Many companies rely on advertising platforms such as Google, Facebook, or Instagram to recruit a large and diverse applicant pool for job openings. Prior works have shown that equitable bidding may not result in equitable outcomes due to heterogeneous levels of competition for different types of individuals. Suggestions have been made to address this problem via revisions to the advertising platform. However, it may be challenging to convince platforms to undergo a costly re-vamp of their system, and in addition it might not offer the flexibility necessary to capture the many types of fairness notions and other constraints that advertisers would like to ensure. Instead, we consider alterations that make no change to the platform mechanism and instead change the bidding strategies used by advertisers. We compare two natural fairness objectives: one in which the advertisers must treat groups equally when bidding in order to achieve a yield with group-parity guarantees, and another in which the bids are not constrained and only the yield must satisfy parity constraints. We show that requiring parity with respect to both bids and yield can result in an arbitrarily large decrease in efficiency compared to requiring equal yield proportions alone.

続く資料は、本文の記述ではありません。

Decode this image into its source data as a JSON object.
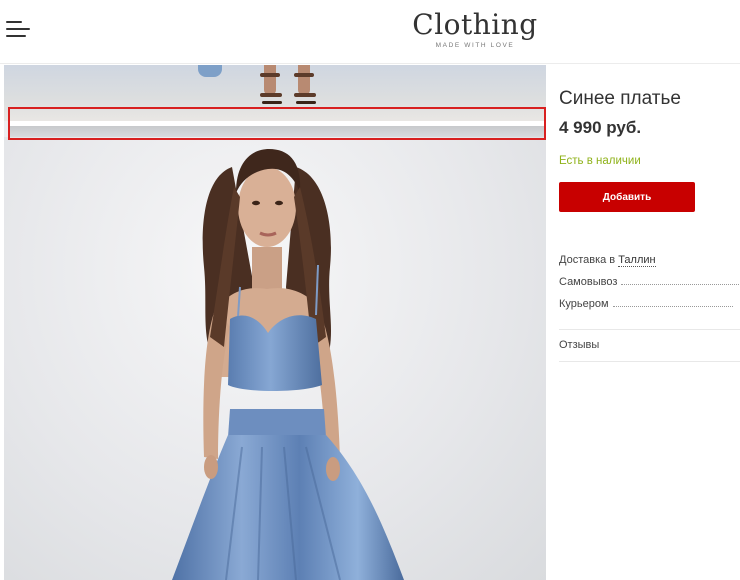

We find that autobidding is a natural way to realize this latter objective and show how existing work in this area can be extended to provide efficient bidding strategies that provide high utility while satisfying group parity constraints as well as deterministic and randomized rounding techniques to uphold these guarantees. Finally, we demonstrate the effectiveness of our proposed solutions on data adapted from a real-world employment dataset.

研究の動機と目的

時間的に変化する任意の長期的制約のもとで、累積報酬を最大化するオンライン意思決定の課題に対処すること。
敵対的設定において、最適固定戦略をベースラインとして用いる最初のレギュレーターなしアルゴリズムを提供すること。このアルゴリズムはサブラインハス累積制約違反を達成する。
既存のオンライン凸最適化フレームワークを統合・拡張し、非凸の報酬および制約を扱えるようにすること。
レギュレーター最小化器のモジュラー統合により、フルフィードバックおよびバンディットフィードバック設定をスムーズに処理できること。
繰り返しオークションにおけるROIや公平性に基づく分布的制約といった、複雑な現実世界の制約への適用を可能にすること。

提案手法

プライマルプレーヤーとデュアルプレーヤーの間でラグランジュゲームとして問題を定式化し、プライマルプレーヤーは報酬最大化と制約違反のバランスを取る。
2段階のアルゴリズムを実装する：(1) 報酬と制約のトレードオフを最適化する「プレイフェーズ」、(2) 制約違反を防ぐために安全な意思決定を強制する「リカバリーフェーズ」。
従来のレギュレーター最小化器をブラックボックスコンponentsとして使用し、フルフィードバックおよびバンディットフィードバック設定と互換性を持つ。
厳密に実行可能解のマージンを定量化するための妥当性パrameter ρを導入し、ρに依存する性能保証を可能にする。
デュアル更新には、ネガティブエントロピー正則化を用いたオンラインミラー降下（OMD）を適用し、入札設定におけるバンディットフィードバックにはEXP3.Pを用いる。
非凸の目的関数および制約を、非凸損失に適した適切なレギュレーター最小化器を用いることで処理可能にする。

実験結果

リサーチクエスチョン

RQ1長期的制約を伴うオンライン最適化において、敵対的および確率的両設定でサブラインハスレグレットと制約違反を達成する単一のアルゴリズムを設計できるか？
RQ2一般の時間的に変化する制約のもとで、敵対的設定において最適固定戦略をベースラインとして用いる場合、どのような性能保証が達成可能か？
RQ3非凸の報酬および制約を扱えるようにしながらも、理論的保証を維持できるようにフレームワークをどのように拡張できるか？
RQ4ROIや公平性に基づく分布的制約といった複雑な制約を含む現実世界のオークションメカニズムに、このフレームワークを適用できるか？
RQ5厳密に実行可能解の存在が、敵対的ケースにおいて性能保証の向上を可能にする条件は何か？

主な発見

提案されたアルゴリズムは、敵対的設定において、レギュレーターと制約違反がサブラインハスであり、厳密に実行可能解のマージンを表すρに対して、最適報酬のρ/(1+ρ)の割合を達成する。
定数ρの確率的設定では、レギュレーターと累積制約違反の両方で、既知の最良の境界˜O(T^{1/2})を達成する。
Tに比例するスケールで変動する任意のρ（例：ρ ≤ T^{-1/4}）に対して、アルゴリズムは˜O(T^{3/4})のレギュレーターと違反を保証するが、依然としてサブラインハスである。
確率的ケースではリカバリーフェーズが一切発動しないことが保証され、これは、バジェットペーシングメカニズムが過剰に慎重な入札を避けるために不可欠である。
このフレームワークは、第一価格オークションにおけるROI制約を処理できるようにインスタンス化可能であり、厳密に実行可能解が存在する場合、予算およびROI制約の両方で˜O(T^{1/2})の累積違反を達成する。
このフレームワークにより、繰り返しオークションにおける公平性制約を明示的に処理でき、平均インプレッション配分が各カテゴリごとに˜O(T^{-1/2})の誤差内で目標に収束することが保証される。

より良い研究を、今すぐ始めましょう

論文設計から論文執筆まで、研究時間を劇的に削減しましょう。

クレジットカード登録不要

このレビューはAIが作成し、人間の編集者が確認しました。